KOMPAS.com — Sudah berapa kali Anda melewati kawasan Pekojan, Tambora, Jakarta Barat? Bisa jadi jawabannya adalah sudah sangat sering. Tapi, tahukah Anda kawasan ini dulunya adalah kampung orang Arab pada masa kolonial Belanda. Kala itu VOC menetapkan kebijakan Wijkstelsel, yaitu dengan menaruh orang di suatu kawasan berdasarkan etnis. Etnis Tionghoa dikumpulkan di Glodok, sedangkan orang Arab ditempatkan di Pekojan.

Komunitas Jelajah Budaya adalah salah satu komunitas yang beberapa kali mengadakan tur sejarah mengelilingi kawasan Pekojan. Di kawasan ini Anda bisa mampir ke beberapa masjid tua yang sudah ada sejak masa Pemerintah Hindia Belanda. Kartum Setiawan dari Komunitas Jelajah Budaya menjelaskan bahwa berdasarkan beberapa literatur, nama Pekojan berasal dari kata Khoja atau Kaja. Khoja adalah daerah di India yang penduduknya bekerja sebagai pedagang dan memeluk agama Islam.

Seorang peneliti Belanda bernama Prof Van de Berg melakukan penelitian mengenai kampung ini. Penelitian tersebut tertuang dalam buku Hadramaut dan Koloni Arab di Nusantara. Di buku ini ia menyebutkan bahwa pada mulanya orang-orang Bengali atau Koja dari India yang bermukim di Pekojan. Akibat kebijakan Wijkstelsel, etnis Arab yang berasal dari Hadramaut atau Yaman Selatan mendiami Pekojan. Selain kebijakan Wijkstelsel, VOC juga memberlakukan politik Pasenstelsel. Dengan sistem ini, penduduk Pekojan yang akan ke tempat lain harus membawa kartu pas jalan.

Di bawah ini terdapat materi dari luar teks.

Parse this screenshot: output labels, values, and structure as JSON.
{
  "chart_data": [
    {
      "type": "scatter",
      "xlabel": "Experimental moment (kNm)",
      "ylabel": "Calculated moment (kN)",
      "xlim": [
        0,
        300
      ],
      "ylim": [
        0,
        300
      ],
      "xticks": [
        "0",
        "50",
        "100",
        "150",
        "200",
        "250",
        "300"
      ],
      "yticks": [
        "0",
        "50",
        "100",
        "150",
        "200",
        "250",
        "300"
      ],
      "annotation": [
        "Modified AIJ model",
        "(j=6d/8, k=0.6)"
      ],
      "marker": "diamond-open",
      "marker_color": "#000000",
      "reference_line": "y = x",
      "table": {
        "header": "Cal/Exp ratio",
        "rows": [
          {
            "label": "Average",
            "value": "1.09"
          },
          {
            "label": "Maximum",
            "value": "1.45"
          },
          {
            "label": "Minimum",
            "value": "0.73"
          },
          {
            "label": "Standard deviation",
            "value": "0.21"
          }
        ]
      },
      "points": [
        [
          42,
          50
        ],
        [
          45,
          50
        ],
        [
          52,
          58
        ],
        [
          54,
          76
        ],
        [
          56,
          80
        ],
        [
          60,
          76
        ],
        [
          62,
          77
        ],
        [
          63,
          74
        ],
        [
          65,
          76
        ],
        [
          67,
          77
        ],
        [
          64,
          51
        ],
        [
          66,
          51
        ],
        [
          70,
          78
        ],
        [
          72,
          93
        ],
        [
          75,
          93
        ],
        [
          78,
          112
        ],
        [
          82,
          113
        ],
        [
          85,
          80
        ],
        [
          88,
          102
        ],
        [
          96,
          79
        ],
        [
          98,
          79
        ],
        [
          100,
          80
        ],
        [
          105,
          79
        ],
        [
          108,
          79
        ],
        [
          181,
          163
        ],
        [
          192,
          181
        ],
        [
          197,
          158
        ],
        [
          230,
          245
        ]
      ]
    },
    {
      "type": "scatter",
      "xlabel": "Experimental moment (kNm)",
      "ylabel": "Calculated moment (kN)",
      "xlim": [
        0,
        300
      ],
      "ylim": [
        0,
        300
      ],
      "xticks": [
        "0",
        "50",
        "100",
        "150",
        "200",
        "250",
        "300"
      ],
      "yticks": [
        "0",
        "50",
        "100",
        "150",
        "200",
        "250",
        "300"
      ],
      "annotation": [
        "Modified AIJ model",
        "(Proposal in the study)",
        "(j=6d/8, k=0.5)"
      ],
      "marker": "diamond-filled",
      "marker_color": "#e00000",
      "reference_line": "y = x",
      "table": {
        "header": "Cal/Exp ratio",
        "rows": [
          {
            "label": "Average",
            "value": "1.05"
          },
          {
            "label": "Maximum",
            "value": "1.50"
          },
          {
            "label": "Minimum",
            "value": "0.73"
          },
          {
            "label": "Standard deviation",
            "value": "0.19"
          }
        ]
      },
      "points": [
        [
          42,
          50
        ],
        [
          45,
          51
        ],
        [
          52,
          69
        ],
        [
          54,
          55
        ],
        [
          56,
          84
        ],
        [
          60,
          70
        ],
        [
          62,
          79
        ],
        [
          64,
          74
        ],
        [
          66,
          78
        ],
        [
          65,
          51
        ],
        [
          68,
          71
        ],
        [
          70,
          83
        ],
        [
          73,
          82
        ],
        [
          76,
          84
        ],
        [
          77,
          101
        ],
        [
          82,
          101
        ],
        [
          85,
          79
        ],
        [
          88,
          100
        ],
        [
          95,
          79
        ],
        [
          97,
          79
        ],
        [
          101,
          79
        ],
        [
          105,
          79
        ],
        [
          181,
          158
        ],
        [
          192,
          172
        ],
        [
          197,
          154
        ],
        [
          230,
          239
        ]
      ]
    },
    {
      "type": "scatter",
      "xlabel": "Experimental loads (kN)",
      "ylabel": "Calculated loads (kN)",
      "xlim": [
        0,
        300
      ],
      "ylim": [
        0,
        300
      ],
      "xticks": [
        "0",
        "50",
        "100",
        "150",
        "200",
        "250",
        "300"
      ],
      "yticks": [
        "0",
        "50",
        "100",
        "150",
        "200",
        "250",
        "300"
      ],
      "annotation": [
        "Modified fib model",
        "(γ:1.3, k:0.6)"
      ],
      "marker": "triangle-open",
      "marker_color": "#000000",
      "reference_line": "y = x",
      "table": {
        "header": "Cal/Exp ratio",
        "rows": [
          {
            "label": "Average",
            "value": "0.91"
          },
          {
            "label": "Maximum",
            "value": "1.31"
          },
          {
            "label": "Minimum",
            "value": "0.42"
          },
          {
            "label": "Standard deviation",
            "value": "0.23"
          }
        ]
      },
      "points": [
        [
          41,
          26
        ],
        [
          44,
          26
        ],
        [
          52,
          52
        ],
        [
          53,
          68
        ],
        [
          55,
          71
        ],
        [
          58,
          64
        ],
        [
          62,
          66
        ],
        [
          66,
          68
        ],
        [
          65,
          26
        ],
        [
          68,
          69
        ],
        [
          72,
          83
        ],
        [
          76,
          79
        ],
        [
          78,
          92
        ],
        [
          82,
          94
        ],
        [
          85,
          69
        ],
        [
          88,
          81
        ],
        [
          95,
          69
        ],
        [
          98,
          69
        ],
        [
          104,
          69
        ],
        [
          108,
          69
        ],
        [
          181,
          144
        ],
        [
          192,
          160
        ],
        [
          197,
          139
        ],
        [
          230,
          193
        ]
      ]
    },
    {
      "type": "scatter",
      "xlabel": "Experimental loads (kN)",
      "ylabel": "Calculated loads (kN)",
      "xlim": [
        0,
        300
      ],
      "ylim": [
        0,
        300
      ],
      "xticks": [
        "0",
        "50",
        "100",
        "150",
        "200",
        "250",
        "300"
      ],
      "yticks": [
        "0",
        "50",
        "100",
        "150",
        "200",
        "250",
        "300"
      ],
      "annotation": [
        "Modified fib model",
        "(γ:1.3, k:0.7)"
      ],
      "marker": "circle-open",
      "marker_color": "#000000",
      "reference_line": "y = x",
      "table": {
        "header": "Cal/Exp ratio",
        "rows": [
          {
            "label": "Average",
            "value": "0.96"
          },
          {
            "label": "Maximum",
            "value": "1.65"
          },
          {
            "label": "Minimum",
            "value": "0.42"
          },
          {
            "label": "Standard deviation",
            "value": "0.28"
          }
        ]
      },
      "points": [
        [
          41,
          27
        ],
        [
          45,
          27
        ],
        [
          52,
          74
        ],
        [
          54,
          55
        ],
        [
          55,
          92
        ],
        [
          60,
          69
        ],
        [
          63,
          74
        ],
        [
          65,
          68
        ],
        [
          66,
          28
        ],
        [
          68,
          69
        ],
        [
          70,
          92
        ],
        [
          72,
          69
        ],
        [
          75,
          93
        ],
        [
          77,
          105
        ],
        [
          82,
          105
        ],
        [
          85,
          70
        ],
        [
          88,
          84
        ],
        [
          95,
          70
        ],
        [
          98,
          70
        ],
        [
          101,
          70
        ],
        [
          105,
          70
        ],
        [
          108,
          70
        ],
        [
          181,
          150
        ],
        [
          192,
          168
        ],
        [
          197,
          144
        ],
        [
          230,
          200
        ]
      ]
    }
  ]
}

Karena daerah Pekojan pada masa itu dihuni mayoritas penduduk Islam, tak heran banyak masjid tua bisa Anda temui di sini. Untuk melakukan tur menapak tilas sekaligus ziarah ke masjid-masjid kawasan ini, Anda bisa memulai perjalanan dari Fatahillah sebagai tempat strategis. Lalu Anda berjalan ke arah Sungai Kali Besar, kemudian melewati Pasar Pagi Lama dan tiba di Jalan Pejagalan. Tempat pertama yang bisa Anda datangi adalah Masjid Al Anshor.

Masjid Al Anshor

Masjid ini dibangun tahun 1648. Awalnya masjid ini hanyalah sebuah surau. Ada tiga buah makam di belakang masjid ini. Kisah tentang makam siapakah itu masih simpang siur. Kartum sempat bertanya kepada pengelola masjid bahwa ada kemungkinan mereka adalah orang India yang mendirikan masjid tersebut. Namun, untuk sejarah tertulis, belum ada catatan tentang mereka. Untuk mencapai lokasi ini, Anda harus melewati gang-gang kecil dan terletak di sudut gang.

Masjid Ar Raudah

Masjid Ar Raudah ini tadinya adalah tempat Jamiatul Khair (Perkumpulan Kebaikan) yang berperan dalam penyebaran Islam. Beberapa pemuda Islam Pekojan yang mendirikan Jamiatul Khair pada tahun 1901. Pemerintah Hindia Belanda awalnya mencurigai perkumpulan tersebut. Namun, pada akhirnya mengabulkan permohonan Jamiatul Khair untuk diakui sebagai organisasi pada tahun 1905. Saat ini tempat berdirinya Jamiatul Khair kira-kira berada di Jalan Pekojan II. Bangunan masjid tampak bergaya campuran Betawi, Arab, dan Belanda. Jendela dan pintu dengan dua daun khas Belanda berpadu dengan teralis besi meliuk khas Betawi. Bahkan pengelola masjid dan masyarakat sekitar tidak tahu sejak kapan tempat perkumpulan tersebut berubah fungsi menjadi masjid.

Masjid An Nawier

Masjid ini merupakan masjid terbesar di Jakarta Barat. Bangunan yang berdiri tahun 1760 ini bisa menampung hingga 1.000 orang. Ciri unik masjid ini adalah menara yang menjulang setinggi 17 meter bagaikan mercusuar. Dulu pada saat teknologi pengeras suara belum ada, adzan dikumandangkan dari menara dan bisa terdengar di seluruh pelosok kampung.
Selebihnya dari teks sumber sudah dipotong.